It is not a wildly risky prediction to say that we have a maritime disaster somewhere in our future.
Cruise ships are getting ever larger and carrying ever larger numbers of passengers, more than could be comfortably or efficiently removed from the ship in the event of a fire or a sinking.
In January 2012, the US Costa Concordia, with 4,252 people aboard, ran aground on a clearly visible island off the coast of Italy with the loss of 32 lives.
Last February, a small fire caused the Carnival Triumph to drift helplessly around the Gulf of Mexico for four days without cooked food and parts of the ship without proper sewage disposal.
The size of these ships seems to exacerbate the problems once trouble strikes. Currently, the worlds largest cruise ship is Royal Caribbeans Allure of the Seas with 2,706 rooms capable of accommodating 6,300 passengers and 2,394 crew members on 16 decks. There are 22 restaurants, 20 bars, a shopping mall and a casino. The Allures size would make it one of the worlds 30 largest hotels.
The Chicago Hyatt Regency, generally accounted as a large hotel, has 2,026 rooms. Unlike land-based hotels, the passengers on a cruise ship cannot go outside and stand on the sidewalk when trouble strikes.
The likelihood is that ships will become bigger and more opulent simply because cruising has become so popular. In figures cited by the New York Times, the trade association of cruise lines said its North American members carried 17 million passengers in 2012, up from 7 million in 2000.

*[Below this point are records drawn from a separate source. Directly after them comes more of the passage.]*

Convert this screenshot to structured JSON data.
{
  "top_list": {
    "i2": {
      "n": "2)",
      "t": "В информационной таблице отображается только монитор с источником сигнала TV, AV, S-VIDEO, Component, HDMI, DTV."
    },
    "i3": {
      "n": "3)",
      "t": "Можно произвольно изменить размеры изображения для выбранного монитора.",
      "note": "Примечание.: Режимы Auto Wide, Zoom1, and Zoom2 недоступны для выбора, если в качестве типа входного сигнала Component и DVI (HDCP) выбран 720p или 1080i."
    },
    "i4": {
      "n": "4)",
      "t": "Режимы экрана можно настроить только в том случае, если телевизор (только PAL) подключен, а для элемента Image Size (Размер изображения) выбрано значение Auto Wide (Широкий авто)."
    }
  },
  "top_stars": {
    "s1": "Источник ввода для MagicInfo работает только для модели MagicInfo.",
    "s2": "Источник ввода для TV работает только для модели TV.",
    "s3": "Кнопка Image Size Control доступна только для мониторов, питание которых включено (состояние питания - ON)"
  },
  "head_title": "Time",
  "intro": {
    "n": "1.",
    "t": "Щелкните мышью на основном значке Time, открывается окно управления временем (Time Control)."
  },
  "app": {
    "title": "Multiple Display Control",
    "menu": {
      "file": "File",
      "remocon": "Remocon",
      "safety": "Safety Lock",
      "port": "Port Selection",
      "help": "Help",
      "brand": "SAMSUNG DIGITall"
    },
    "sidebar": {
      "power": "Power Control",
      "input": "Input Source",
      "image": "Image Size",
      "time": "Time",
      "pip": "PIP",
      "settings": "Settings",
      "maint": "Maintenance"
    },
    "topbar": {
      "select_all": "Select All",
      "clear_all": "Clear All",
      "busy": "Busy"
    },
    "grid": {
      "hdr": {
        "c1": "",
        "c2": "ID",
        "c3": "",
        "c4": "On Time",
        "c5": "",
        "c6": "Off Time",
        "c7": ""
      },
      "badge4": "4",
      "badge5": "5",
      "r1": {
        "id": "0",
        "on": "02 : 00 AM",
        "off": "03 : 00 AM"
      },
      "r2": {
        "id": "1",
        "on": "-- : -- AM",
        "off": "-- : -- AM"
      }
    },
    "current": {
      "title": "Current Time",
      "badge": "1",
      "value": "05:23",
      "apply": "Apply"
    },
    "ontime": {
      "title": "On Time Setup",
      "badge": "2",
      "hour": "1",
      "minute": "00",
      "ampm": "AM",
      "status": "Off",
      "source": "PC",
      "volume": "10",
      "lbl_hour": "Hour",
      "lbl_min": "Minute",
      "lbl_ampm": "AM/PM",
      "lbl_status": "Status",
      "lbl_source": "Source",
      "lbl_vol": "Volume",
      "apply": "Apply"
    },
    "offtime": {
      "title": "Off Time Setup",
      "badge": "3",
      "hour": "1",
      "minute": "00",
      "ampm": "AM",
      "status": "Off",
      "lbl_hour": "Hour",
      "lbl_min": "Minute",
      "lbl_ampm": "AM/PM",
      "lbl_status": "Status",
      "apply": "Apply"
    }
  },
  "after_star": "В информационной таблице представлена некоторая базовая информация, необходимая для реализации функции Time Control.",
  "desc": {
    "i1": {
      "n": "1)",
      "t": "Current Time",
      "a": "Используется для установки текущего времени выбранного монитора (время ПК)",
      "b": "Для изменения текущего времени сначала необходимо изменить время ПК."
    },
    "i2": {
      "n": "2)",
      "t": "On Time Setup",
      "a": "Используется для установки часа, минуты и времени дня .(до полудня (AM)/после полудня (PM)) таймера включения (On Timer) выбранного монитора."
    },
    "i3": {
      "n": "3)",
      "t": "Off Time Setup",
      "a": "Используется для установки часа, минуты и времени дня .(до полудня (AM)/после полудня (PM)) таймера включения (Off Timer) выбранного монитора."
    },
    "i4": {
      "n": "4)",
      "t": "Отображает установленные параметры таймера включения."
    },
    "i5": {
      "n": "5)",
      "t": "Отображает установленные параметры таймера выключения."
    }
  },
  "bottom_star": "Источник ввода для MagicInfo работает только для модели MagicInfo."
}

The responsibility for insuring that the ships are safe, well-maintained and manned by adequately trained crews seems scattered across a variety of public and private agencies, the cruise lines themselves and the countries under whose flags of convenience they sail. Meanwhile, the sheer size of the ships demands a greater reliance on automation.
Ever more and ever larger ships headed to a relatively limited number of destinations would seem to ensure that maritime trouble of some kind is inevitable.